Koloniales Erbe und unsere Verantwortung

, Stadtdekanat Münster

Die langwierigen Verhandlungen zwischen Deutschland und Namibia über die Aufarbeitung der Kolonialzeit standen im Mittelpunkt eines Vortrags mit anschließender Diskussion in der Akademie Franz Hitze Haus in Münster. In Kooperation mit dem Soroptimist International Club Münster-Mauritz war es der Bistumseinrichtung gelungen, mit Ruprecht Polenz den Sondergesandten der Bundesregierung für den Dialog um den Völkermord an den Herero und Nama im Gebiet des heutigen Namibia zu gewinnen. Er skizzierte seine Erfahrungen in dem politischen und gesellschaftlichen Prozess und diskutierte mit den Teilnehmerinnen und Teilnehmern den aktuellen Stand.

© Jeanine Müller-Keuker | SI Club Münster-Mauritz

Von 1884 bis 1915 war das heutige Namibia als „Deutsch-Südwestafrika“ Kolonie des Deutschen Reiches. Als sich zwischen 1904 und 1908 die Volksgruppen der Herero und Nama in zwei bewaffneten Aufständen gegen die deutsche Kolonialmacht auflehnten, wurden sie durch die vom deutschen General von Trotha geführten deutschen Truppen brutal verfolgt, getötet oder interniert. Von Trotha hatte einen ausdrücklichen „Vernichtungsbefehl“ herausgegeben, auf den sich die heutige Bewertung der Vorgänge als Völkermord stützt. Obwohl die Bundesregierung nach intensiven Debatten seit Ende der 1990-er Jahre schließlich 2016 den Völkermord an den Herero und Nama anerkannt hat, ziehen sich die Verhandlungen zwischen der deutschen und namibischen Regierung zum Rahmen einer offiziellen Entschuldigung und dem Umfang einer „Wiedergutmachung“ vor Ort hin.

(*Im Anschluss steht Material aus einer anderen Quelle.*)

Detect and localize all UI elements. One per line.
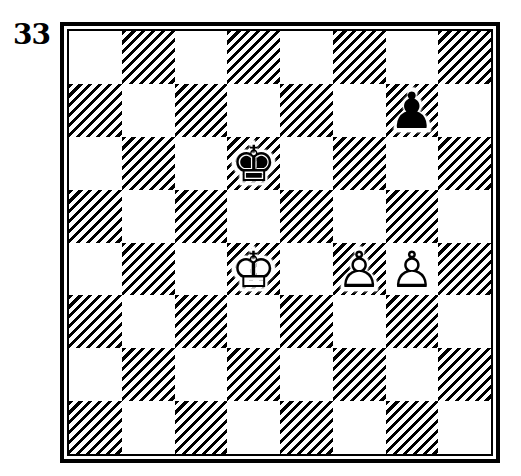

Weil geschehenes Unrecht nicht ungeschehen gemacht werden kann, ist eine eigentliche Wiedergutmachung kaum möglich, betonte Polenz. Während es den Nachfahren der Opfer um Anerkennung der Leiden geht, die durch die Kolonialherrschaft angerichtet wurden, sei es Ziel der Bundesregierung, im Dialog die Voraussetzungen dafür zu schaffen, dass die namibische Seite eine Entschuldigung annehmen kann. Deshalb gehe es neben der politisch-moralischen Dimension nicht zuletzt um das mit tiefen Emotionen verbundene Thema der Rückführung von Gebeinen, die zu Zwecken der ‚Rasseforschung‘ nach Deutschland geschickt worden seien.

Wichtig für das Gelingen der Verhandlungen, die von beiden Seiten als gut bezeichnet werden, sei es, zu einer gemeinsamen Bewertung der Ereignisse der Kolonialzeit zu kommen, um Formulierungen im Vertragstext müsse gerungen werden. Polenz resümierte, der Sinn liege nicht in einer Schlussstrich-Verhandlung, sondern im Gestalten von Versöhnungsprozessen zwischen beiden Ländern. Die Kolonialzeit, so wurde deutlich, sei kein abgeschlossenes Thema. Sie wirke nicht nur in den ehemaligen Kolonien, sondern auch in den Gesellschaften der früheren Kolonialmächte in die Gegenwart und Zukunft hinein.